Lawson demonstrated the mechanism for KXAN Friday at Lake Travis. The engine cutoff switch attaches to a circuit near the boat’s ignition and then clips to the driver’s life jacket or body. If the driver walks away from the ignition or is thrown overboard, the switch pulls away and immediately cuts off the engines.

“If you don’t have a kill switch and you fall overboard for some reason — and it does happen — your boat’s going to just keep going,” Lawson said. “You’re going to be in the water and hopefully the boat won’t be in a turn and come back at you.”

Lawson remembered a rescue he was involved in back in the 1990s. A woman had bypassed the kill switch on her jet ski, and when she fell off, her life jacket got snagged. She spent a couple hours being dragged around the lake until Lawson and others found her and pulled her to safety.

Someone thrown from a larger boat is at risk of the boat or propeller hitting them.

According to U.S. Coast Guard statistics, 38 people died in Texas boating accidents last year, and another 123 people were hurt.

It’s hard to know for sure, but a spokesperson for the Texas Parks and Wildlife Department, using USCG estimates for how much kill switches reduce harm, said “it would be reasonable to believe that 34 of the fatalities and 95 of the injuries may not have occurred had an engine cutoff switch been employed during operation of the vessel.”

While the Texas law doesn’t require old boats to be retrofitted with kill switches, new boats under 26 feet are required to have them nationwide, thanks to a requirement Congress included in the latest USCG budget authorization bill passed in December 2018.
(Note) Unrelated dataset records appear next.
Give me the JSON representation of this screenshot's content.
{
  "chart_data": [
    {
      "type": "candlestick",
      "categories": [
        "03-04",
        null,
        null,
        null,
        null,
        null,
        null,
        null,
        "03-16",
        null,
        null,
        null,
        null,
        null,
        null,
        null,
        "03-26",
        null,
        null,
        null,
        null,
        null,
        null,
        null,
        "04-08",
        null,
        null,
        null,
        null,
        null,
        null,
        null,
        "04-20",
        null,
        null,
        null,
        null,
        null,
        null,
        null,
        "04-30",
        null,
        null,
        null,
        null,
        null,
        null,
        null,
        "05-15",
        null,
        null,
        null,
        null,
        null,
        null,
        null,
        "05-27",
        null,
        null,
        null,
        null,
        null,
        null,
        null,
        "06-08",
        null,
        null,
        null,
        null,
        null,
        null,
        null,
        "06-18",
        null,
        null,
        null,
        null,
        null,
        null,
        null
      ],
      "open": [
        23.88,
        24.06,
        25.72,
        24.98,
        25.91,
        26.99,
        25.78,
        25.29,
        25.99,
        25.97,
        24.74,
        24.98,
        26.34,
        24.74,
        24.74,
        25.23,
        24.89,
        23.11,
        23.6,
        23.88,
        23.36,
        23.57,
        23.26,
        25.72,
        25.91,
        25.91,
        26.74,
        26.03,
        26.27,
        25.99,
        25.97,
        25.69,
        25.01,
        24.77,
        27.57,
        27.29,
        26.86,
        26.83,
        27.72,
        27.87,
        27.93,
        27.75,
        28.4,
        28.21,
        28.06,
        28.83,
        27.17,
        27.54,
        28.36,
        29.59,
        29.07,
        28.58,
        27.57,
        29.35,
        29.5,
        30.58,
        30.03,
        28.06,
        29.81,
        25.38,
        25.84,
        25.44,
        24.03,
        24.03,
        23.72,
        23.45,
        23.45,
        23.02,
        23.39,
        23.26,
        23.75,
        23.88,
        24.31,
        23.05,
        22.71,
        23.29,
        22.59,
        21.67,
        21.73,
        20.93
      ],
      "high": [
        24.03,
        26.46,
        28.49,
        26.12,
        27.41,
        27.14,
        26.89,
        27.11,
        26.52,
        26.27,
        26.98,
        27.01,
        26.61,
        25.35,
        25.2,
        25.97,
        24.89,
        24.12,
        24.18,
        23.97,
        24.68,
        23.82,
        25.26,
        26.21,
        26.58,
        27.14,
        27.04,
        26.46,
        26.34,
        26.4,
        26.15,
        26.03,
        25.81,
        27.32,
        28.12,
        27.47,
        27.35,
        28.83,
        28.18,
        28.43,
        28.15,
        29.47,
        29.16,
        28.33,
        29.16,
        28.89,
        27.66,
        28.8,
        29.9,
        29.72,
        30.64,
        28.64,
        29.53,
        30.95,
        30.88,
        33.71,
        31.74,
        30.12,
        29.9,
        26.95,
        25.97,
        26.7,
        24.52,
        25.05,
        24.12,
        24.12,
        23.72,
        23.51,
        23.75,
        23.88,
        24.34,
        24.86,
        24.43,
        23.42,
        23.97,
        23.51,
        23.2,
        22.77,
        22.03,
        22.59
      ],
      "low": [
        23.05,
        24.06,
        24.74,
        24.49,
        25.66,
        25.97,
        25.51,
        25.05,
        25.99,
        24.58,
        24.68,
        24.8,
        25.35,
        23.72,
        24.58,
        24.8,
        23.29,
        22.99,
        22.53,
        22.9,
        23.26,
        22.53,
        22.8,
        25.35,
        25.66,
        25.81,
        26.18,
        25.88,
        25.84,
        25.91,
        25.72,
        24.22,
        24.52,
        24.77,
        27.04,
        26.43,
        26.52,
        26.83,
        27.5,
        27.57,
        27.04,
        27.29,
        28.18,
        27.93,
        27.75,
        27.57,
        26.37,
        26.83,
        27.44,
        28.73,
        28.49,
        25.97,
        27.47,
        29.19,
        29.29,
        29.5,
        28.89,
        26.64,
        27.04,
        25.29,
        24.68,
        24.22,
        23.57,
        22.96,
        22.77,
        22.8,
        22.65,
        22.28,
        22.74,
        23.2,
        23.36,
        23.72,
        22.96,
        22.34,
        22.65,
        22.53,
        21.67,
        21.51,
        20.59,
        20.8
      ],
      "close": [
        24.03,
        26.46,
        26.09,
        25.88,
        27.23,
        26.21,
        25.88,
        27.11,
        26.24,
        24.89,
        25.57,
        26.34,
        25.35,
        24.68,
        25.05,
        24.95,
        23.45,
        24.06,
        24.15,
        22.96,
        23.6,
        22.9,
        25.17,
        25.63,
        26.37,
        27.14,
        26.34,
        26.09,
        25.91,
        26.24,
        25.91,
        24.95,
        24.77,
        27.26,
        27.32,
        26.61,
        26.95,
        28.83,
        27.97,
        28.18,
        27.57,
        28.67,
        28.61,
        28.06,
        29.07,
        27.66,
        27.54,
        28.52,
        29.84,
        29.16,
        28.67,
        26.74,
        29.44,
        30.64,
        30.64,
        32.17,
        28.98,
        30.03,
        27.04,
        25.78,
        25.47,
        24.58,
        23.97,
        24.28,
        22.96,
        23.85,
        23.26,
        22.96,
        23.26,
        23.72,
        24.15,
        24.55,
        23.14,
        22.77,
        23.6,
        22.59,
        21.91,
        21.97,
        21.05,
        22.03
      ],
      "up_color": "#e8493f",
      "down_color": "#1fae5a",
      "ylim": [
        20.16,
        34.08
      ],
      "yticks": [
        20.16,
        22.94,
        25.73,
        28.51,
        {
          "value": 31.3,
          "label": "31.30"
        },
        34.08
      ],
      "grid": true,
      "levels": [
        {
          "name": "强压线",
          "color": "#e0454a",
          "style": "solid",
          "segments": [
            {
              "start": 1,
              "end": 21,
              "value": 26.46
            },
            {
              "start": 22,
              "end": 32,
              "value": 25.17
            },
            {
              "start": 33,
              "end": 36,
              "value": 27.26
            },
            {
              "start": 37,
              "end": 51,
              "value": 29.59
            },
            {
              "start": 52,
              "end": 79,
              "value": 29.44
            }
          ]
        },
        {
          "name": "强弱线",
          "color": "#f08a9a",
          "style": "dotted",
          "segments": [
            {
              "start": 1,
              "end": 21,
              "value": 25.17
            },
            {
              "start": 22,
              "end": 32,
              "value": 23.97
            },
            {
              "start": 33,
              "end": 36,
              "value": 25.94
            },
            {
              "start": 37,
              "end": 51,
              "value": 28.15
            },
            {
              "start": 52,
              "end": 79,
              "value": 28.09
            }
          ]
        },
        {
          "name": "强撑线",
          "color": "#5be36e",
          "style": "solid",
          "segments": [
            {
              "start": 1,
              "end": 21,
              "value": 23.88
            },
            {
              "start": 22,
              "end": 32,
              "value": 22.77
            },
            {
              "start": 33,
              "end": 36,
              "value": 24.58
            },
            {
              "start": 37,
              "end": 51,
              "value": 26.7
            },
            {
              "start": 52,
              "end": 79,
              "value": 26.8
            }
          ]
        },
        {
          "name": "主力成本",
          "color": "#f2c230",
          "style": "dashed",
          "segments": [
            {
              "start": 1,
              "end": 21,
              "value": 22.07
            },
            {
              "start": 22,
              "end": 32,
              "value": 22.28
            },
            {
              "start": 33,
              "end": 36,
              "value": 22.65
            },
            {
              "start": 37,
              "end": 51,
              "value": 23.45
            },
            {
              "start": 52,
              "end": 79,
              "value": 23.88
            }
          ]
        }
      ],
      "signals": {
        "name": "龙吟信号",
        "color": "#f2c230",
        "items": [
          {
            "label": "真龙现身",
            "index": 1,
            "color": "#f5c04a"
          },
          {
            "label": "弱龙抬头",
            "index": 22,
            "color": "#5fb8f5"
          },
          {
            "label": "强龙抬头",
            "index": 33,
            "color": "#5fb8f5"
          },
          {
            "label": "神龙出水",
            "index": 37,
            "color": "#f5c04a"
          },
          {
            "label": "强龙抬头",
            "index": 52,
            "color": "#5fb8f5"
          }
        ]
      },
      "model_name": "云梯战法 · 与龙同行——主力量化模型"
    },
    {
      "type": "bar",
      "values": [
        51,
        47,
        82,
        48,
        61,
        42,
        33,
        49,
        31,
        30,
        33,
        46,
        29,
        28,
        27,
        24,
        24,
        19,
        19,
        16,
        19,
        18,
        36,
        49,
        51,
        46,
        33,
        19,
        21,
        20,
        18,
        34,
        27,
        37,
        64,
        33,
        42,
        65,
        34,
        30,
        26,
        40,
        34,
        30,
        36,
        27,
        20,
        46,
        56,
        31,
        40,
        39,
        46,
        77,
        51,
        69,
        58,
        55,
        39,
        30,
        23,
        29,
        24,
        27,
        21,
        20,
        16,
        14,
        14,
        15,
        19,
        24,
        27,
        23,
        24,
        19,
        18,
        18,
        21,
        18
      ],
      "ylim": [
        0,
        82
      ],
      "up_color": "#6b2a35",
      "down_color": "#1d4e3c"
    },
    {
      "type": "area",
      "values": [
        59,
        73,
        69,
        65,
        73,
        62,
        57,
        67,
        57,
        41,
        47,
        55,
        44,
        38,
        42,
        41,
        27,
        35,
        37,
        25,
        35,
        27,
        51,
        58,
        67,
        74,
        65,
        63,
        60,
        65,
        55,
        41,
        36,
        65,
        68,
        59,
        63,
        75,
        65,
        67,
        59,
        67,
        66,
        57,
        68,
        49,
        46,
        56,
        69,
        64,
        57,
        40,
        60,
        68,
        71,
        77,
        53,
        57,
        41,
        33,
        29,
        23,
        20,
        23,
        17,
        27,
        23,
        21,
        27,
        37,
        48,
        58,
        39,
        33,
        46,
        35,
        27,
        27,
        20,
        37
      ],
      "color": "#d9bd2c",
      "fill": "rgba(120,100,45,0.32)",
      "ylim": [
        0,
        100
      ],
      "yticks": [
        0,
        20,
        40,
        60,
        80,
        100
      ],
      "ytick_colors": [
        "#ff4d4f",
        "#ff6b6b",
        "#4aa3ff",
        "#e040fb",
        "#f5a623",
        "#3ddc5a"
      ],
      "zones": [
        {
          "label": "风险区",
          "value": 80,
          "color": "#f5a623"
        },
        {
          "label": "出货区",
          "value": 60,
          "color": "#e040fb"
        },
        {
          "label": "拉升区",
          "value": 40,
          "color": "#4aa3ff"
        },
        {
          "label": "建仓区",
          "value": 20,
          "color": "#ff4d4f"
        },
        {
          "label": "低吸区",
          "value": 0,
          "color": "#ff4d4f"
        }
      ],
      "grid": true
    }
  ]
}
At South Austin Marine Lakeside, a boat shop a few minutes from Lake Travis, all the boats they sell, except for some of the larger ones, have cutoff switches.
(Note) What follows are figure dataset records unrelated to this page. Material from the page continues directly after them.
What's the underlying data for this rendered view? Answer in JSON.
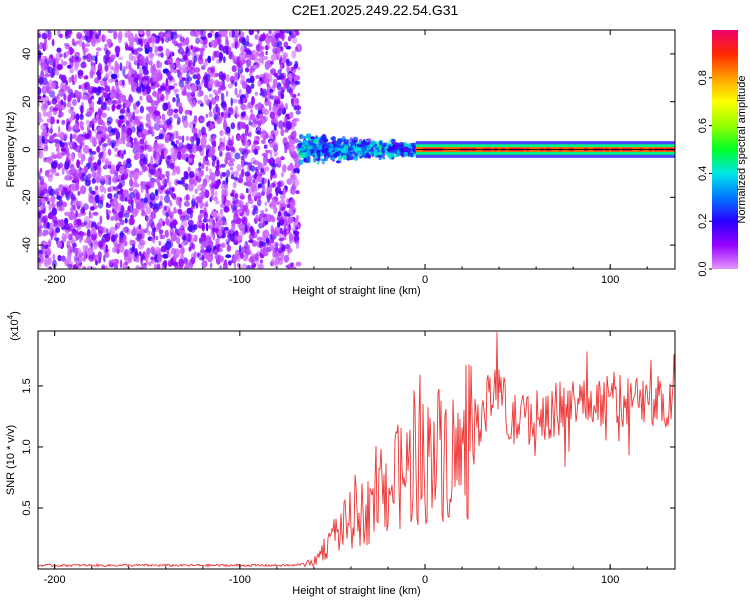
{
  "title": "C2E1.2025.249.22.54.G31",
  "colors": {
    "snr_line": "#ee3333",
    "axis": "#000000"
  },
  "chart_data": [
    {
      "type": "heatmap",
      "xlabel": "Height of straight line (km)",
      "ylabel": "Frequency (Hz)",
      "xlim": [
        -209,
        135
      ],
      "ylim": [
        -50,
        50
      ],
      "x_ticks": [
        -200,
        -100,
        0,
        100
      ],
      "y_ticks": [
        -40,
        -20,
        0,
        20,
        40
      ],
      "colorbar": {
        "label": "Normalized spectral amplitude",
        "ticks": [
          "0.0",
          "0.2",
          "0.4",
          "0.6",
          "0.8"
        ],
        "range": [
          0,
          1
        ]
      },
      "features": [
        {
          "x_range": [
            -209,
            -68
          ],
          "y_range": [
            -50,
            50
          ],
          "amplitude": 0.1,
          "description_value": "broadband noise"
        },
        {
          "x_range": [
            -68,
            -5
          ],
          "y_range": [
            -8,
            8
          ],
          "amplitude": 0.35
        },
        {
          "x_range": [
            -5,
            135
          ],
          "y_range": [
            -1.5,
            1.5
          ],
          "amplitude": 0.95
        }
      ]
    },
    {
      "type": "line",
      "xlabel": "Height of straight line (km)",
      "ylabel": "SNR (10 * v/v)",
      "y_multiplier": "(x10",
      "y_multiplier_exp": "4",
      "y_multiplier_close": ")",
      "xlim": [
        -209,
        135
      ],
      "ylim": [
        0,
        1.95
      ],
      "x_ticks": [
        -200,
        -100,
        0,
        100
      ],
      "y_ticks": [
        "0.5",
        "1.0",
        "1.5"
      ],
      "y_tick_values": [
        0.5,
        1.0,
        1.5
      ],
      "series_envelope": [
        {
          "x": -209,
          "y": 0.03
        },
        {
          "x": -70,
          "y": 0.03
        },
        {
          "x": -60,
          "y": 0.06
        },
        {
          "x": -50,
          "y": 0.3
        },
        {
          "x": -40,
          "y": 0.45
        },
        {
          "x": -30,
          "y": 0.55
        },
        {
          "x": -20,
          "y": 0.75
        },
        {
          "x": -10,
          "y": 0.9
        },
        {
          "x": 0,
          "y": 1.0
        },
        {
          "x": 10,
          "y": 1.1
        },
        {
          "x": 20,
          "y": 1.0
        },
        {
          "x": 30,
          "y": 1.25
        },
        {
          "x": 40,
          "y": 1.55
        },
        {
          "x": 45,
          "y": 1.2
        },
        {
          "x": 60,
          "y": 1.25
        },
        {
          "x": 80,
          "y": 1.35
        },
        {
          "x": 100,
          "y": 1.4
        },
        {
          "x": 120,
          "y": 1.35
        },
        {
          "x": 135,
          "y": 1.4
        }
      ]
    }
  ]
}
Brian Gardner, a salesman there, said customers have been calling to ask about the new law.

“They’re just asking, you know, are they going to enforce it, which we don’t know that,” Gardner said. “What are the consequences?”

Lawson said they will be enforcing it, starting during routine safety checks they conduct. “Initially we’re going to be using warnings just to get compliance because a lot of people aren’t going to know about this,” he said.

But they will also be writing tickets. The law allows for a $200 fine for not wearing a kill switch.